Two shoppers wearing protective masks, due to the virus outbreak, walk to their vehicle during a heavy rain storm after shopping at the Walmart store in Epping, N.H., Monday, April 13, 2020. (AP Photo/Charles Krupa)

Government’s work is just beginning when it comes to the financial planning for the coming months and future. Besides taking a toll on our personal lives, the coronavirus has created plenty of havoc in funding streams that are already impacting our towns, villages, schools and cities.

Erie County Comptroller Stefan Mychajliw was so startled by the sudden shift that he began sounding the alarms on major losses in the sales tax revenues for municipalities there in late March.

He makes a lot of sense. When businesses are forced to be shuttered, especially restaurants, malls and auto dealerships, that significant piece of the cash flow pie comes to a screeching halt.

“I have been providing updates to county legislators on a regular basis on what our losses could be, so that they can prepare for the worst,” Mychajliw said in a statement earlier this week.

“Having said that, I have called on our leaders in Washington to include federal aid to local governments in the next stimulus package to help offset the anticipated losses.”

By his estimates, Erie County — in a worst-case scenario of an 80% decrease — could be on track to lose nearly $128 million over a four-month period. That translates to more than 15% of the $829 million that county collected last year.

In terms of the consumer, the sales tax is just another burden we hardly notice when going to the store. However, it is impossible to miss when dining out at restaurants and making major purchases.

Going by Michajliw’s worst-case estimate of 80% in losses from March to June could impact chautauqua County by $15 million. According to its 2020 budget, legislators here approved a spending plan of $257 million. Revenues of $75 million — or 27 percent of the county budget — were projected from sales tax after a total of $71 million in 2019.

As of today, those estimates appear to be impossible to reach. Even if the economy does reopen late next month or early June, a lot of damage has been done.

To their credit, county legislators have discussed reining in costs during this month’s committee and Legislature meetings. Some reduction measures include no new equipment purchases while county department heads are re-examining budgets and being told to cut between 15% and 20%.

State Comptroller Thomas DiNapoli also has plenty of worries moving forward. Earlier this week, he said the current standstill could impact all entities for years to come.

“The ultimate price of the coronavirus remains undetermined. What is clear is that Washington must do more to help stabilize state and local government finances to avoid drastic cuts that would hurt hospitals, schools and vital services,” DiNapoli said in a news release. “The executive and Legislature passed a budget under very difficult circumstances to address our immediate needs, but we must be mindful of the bigger picture. Tax revenues will be substantially lower in the near term because of the pandemic, and likely well beyond. The state should minimize long-term costs from any new debt and commit to building up our rainy day reserves. The road ahead is a challenging one and will require a long-term strategy.”

Pains were already evident in the school aid totals for the next academic year.
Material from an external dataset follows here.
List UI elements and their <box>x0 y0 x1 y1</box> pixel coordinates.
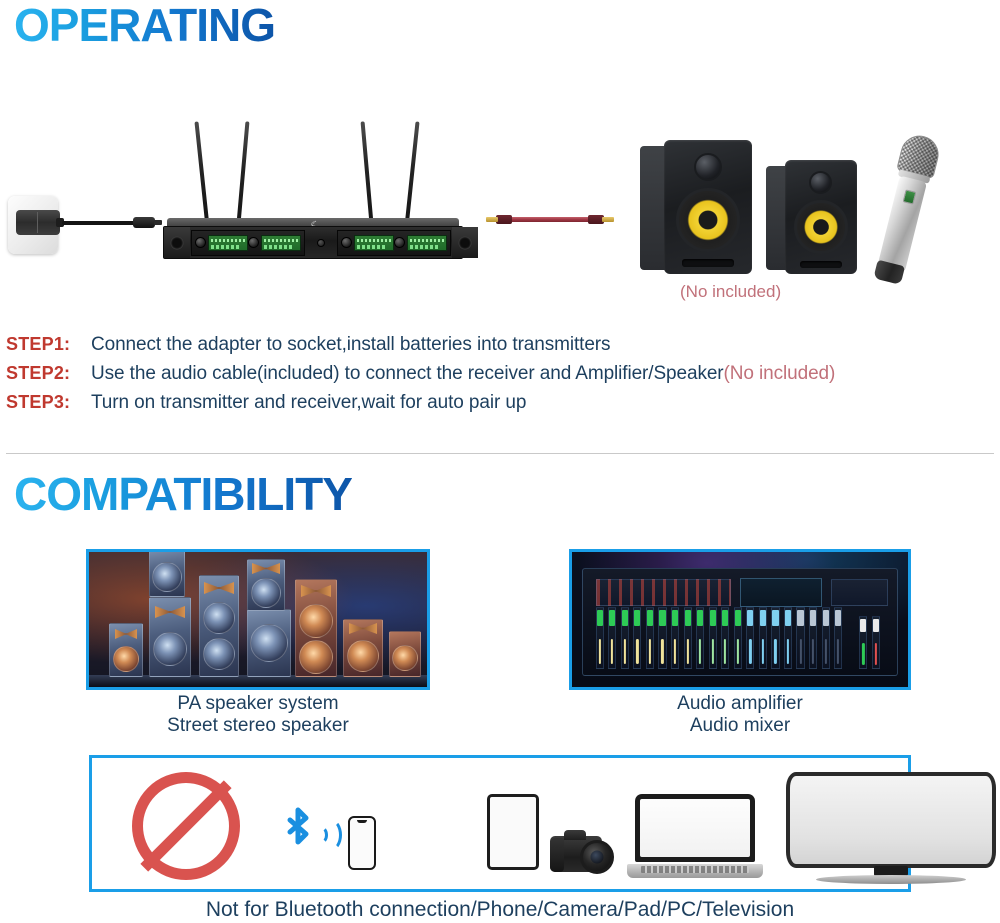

As this corner pointed out last week, most projections for all area districts were flat with very minor increases in state aid — the main engine of district budgets.

At this time, even with an approved plan in Albany, those figures are not guaranteed and could be reduced further. In January, state Gov. Andrew Cuomo said New York was facing a $6 billion budget deficit. That was two months before the coronavirus became a part of our everyday conversations. That gap — due to emergency funding — could be closer to $14 billion and growing.

Washington has been bailing out business, taxpayers and nonprofits to get through this mess that is not even two months old. Still, many citizens are struggling.

It can no longer be business as usual for governments — locally and worldwide. It is time to look for consolidations and efficiencies wherever possible.

A new reality has arrived. It is hitting each and every one of us in the pocketbook.